As I waited for further news my mobile phone rang. Another photographer friend, Simon Runting, who lives in Auckland, asked if I’d heard the news, just spreading, about Peter. As soon as he asked that question I knew something was wrong. Then he told me that Peter had passed away at his computer in his Bondi flat.
Like all his many friends, I was stunned. I wandered up the main street of Greymouth, passing a group of relatives waiting for news of their loved ones still missing underground. If grief were tangible, it would have been visible around all of us. There is not enough room here to talk about Peter and the jobs we have been on, the fun we have had. His life was a book. Controversial, non-conforming, jovial, generous, good-natured…put them all after his name and they all belong. His sudden death was a tragedy that hung over me for the following two days when the second shocking news came – that there had been a second blast at the mine and it was not survivable. The town was filled with tears, mine among them but for different, more personal reasons.
I haven’t been able to get home in time to attend Peter’s memorial but I know that what people will have to say about him will remain in everyone’s hearts for a long time to come.
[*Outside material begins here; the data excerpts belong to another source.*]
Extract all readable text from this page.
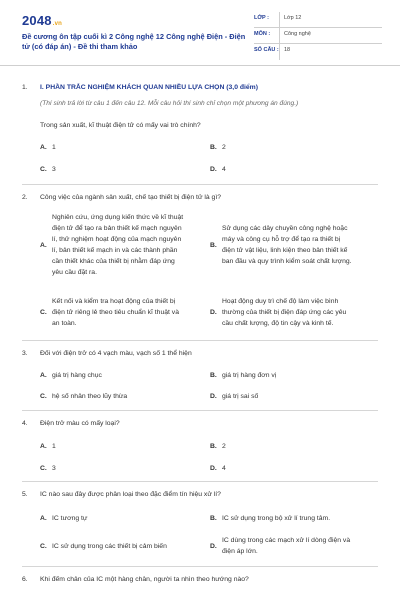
2048.vn
Đề cương ôn tập cuối kì 2 Công nghệ 12 Công nghệ Điện - Điện tử (có đáp án) - Đề thi tham khảo
LỚP :	Lớp 12
MÔN :	Công nghệ
SỐ CÂU : 18
1. I. PHẦN TRẮC NGHIỆM KHÁCH QUAN NHIỀU LỰA CHỌN (3,0 điểm)
(Thí sinh trả lời từ câu 1 đến câu 12. Mỗi câu hỏi thí sinh chỉ chọn một phương án đúng.)
Trong sản xuất, kĩ thuật điện tử có mấy vai trò chính?
A. 1	B. 2
C. 3	D. 4
2. Công việc của ngành sản xuất, chế tạo thiết bị điện tử là gì?
A.
Nghiên cứu, ứng dụng kiến thức về kĩ thuật
điện tử để tạo ra bản thiết kế mạch nguyên
lí, thử nghiệm hoạt động của mạch nguyên
lí, bản thiết kế mạch in và các thành phần
cần thiết khác của thiết bị nhằm đáp ứng
yêu cầu đặt ra.
B.
Sử dụng các dây chuyền công nghệ hoặc
máy và công cụ hỗ trợ để tạo ra thiết bị
điện tử vật liệu, linh kiện theo bản thiết kế
ban đầu và quy trình kiểm soát chất lượng.
C.
Kết nối và kiểm tra hoạt động của thiết bị
điện tử riêng lẻ theo tiêu chuẩn kĩ thuật và
an toàn.
D.
Hoạt động duy trì chế độ làm việc bình
thường của thiết bị điện đáp ứng các yêu
cầu chất lượng, độ tin cậy và kinh tế.
3. Đối với điện trở có 4 vạch màu, vạch số 1 thể hiện
A. giá trị hàng chục	B. giá trị hàng đơn vị
C. hệ số nhân theo lũy thừa	D. giá trị sai số
4. Điện trở màu có mấy loại?
A. 1	B. 2
C. 3	D. 4
5. IC nào sau đây được phân loại theo đặc điểm tín hiệu xử lí?
A. IC tương tự	B. IC sử dụng trong bộ xử lí trung tâm.
C. IC sử dụng trong các thiết bị cảm biến	D.
IC dùng trong các mạch xử lí dòng điện và
điện áp lớn.
6. Khi đếm chân của IC một hàng chân, người ta nhìn theo hướng nào?
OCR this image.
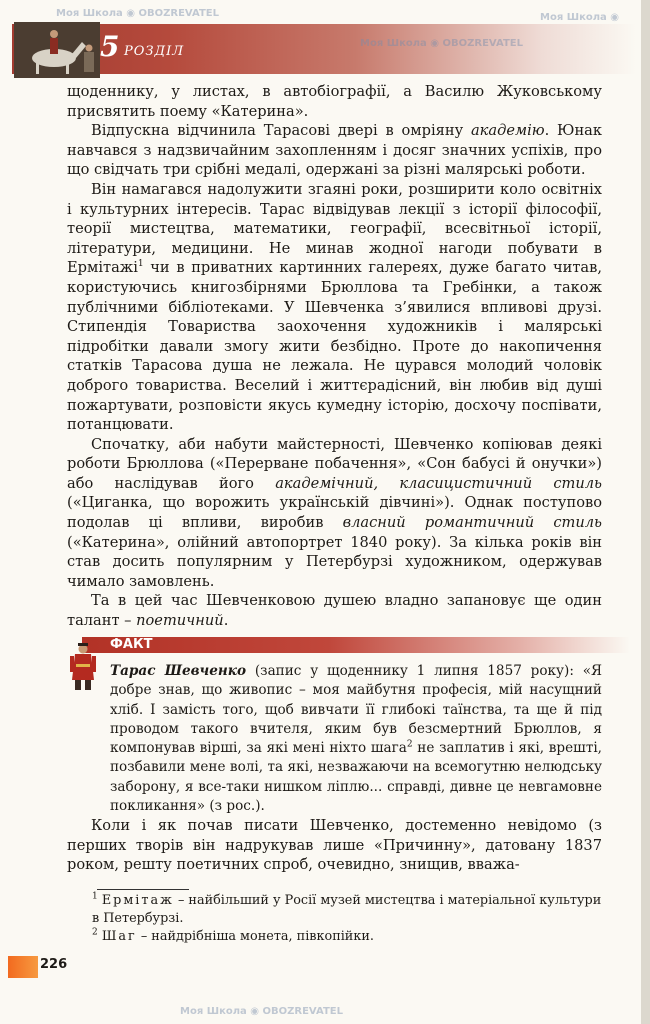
5 РОЗДІЛ

щоденнику, у листах, в автобіографії, а Василю Жуковському присвятить поему «Катерина».

Відпускна відчинила Тарасові двері в омріяну академію. Юнак навчався з надзвичайним захопленням і досяг значних успіхів, про що свідчать три срібні медалі, одержані за різні малярські роботи.

Він намагався надолужити згаяні роки, розширити коло освітніх і культурних інтересів. Тарас відвідував лекції з історії філософії, теорії мистецтва, математики, географії, всесвітньої історії, літератури, медицини. Не минав жодної нагоди побувати в Ермітажі$^1$ чи в приватних картинних галереях, дуже багато читав, користуючись книгозбірнями Брюллова та Гребінки, а також публічними бібліотеками. У Шевченка з’явилися впливові друзі. Стипендія Товариства заохочення художників і малярські підробітки давали змогу жити безбідно. Проте до накопичення статків Тарасова душа не лежала. Не цурався молодий чоловік доброго товариства. Веселий і життєрадісний, він любив від душі пожартувати, розповісти якусь кумедну історію, досхочу поспівати, потанцювати.

Спочатку, аби набути майстерності, Шевченко копіював деякі роботи Брюллова («Перерване побачення», «Сон бабусі й онучки») або наслідував його академічний, класицистичний стиль («Циганка, що ворожить українській дівчині»). Однак поступово подолав ці впливи, виробив власний романтичний стиль («Катерина», олійний автопортрет 1840 року). За кілька років він став досить популярним у Петербурзі художником, одержував чимало замовлень.

Та в цей час Шевченковою душею владно запановує ще один талант – поетичний.

ФАКТ

Тарас Шевченко (запис у щоденнику 1 липня 1857 року): «Я добре знав, що живопис – моя майбутня професія, мій насущний хліб. І замість того, щоб вивчати її глибокі таїнства, та ще й під проводом такого вчителя, яким був безсмертний Брюллов, я компонував вірші, за які мені ніхто шага$^2$ не заплатив і які, врешті, позбавили мене волі, та які, незважаючи на всемогутню нелюдську заборону, я все-таки нишком ліплю... справді, дивне це невгамовне покликання» (з рос.).

Коли і як почав писати Шевченко, достеменно невідомо (з перших творів він надрукував лише «Причинну», датовану 1837 роком, решту поетичних спроб, очевидно, знищив, вважа-

$^1$ Ермітаж – найбільший у Росії музей мистецтва і матеріальної культури в Петербурзі.

$^2$ Шаг – найдрібніша монета, півкопійки.

226
Моя Школа ◉ OBOZREVATEL
Моя Школа ◉ OBOZREVATEL
Моя Школа ◉
Моя Школа ◉ OBOZREVATEL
The only joy to come out of a week of sadness was the story I was able to write about the discovery of three teenage boys, missing for 50 days in a small boat in the Pacific Ocean. In days gone by Peter and I might have been winging our way into the Pacific to get the pictures and the interviews. The boys had drifted across 1,000 miles, surviving on raw fish, the flesh of a seagull and a few splashes of rain water before mistakenly drinking sea water. But they survived and were soon on their way to Fiji on the tuna boat which found them.
Farewell my old friend Peter, may the miners rest and peace – and let’s be thankful that at least three young lads have a life to look forward to after their ordeal.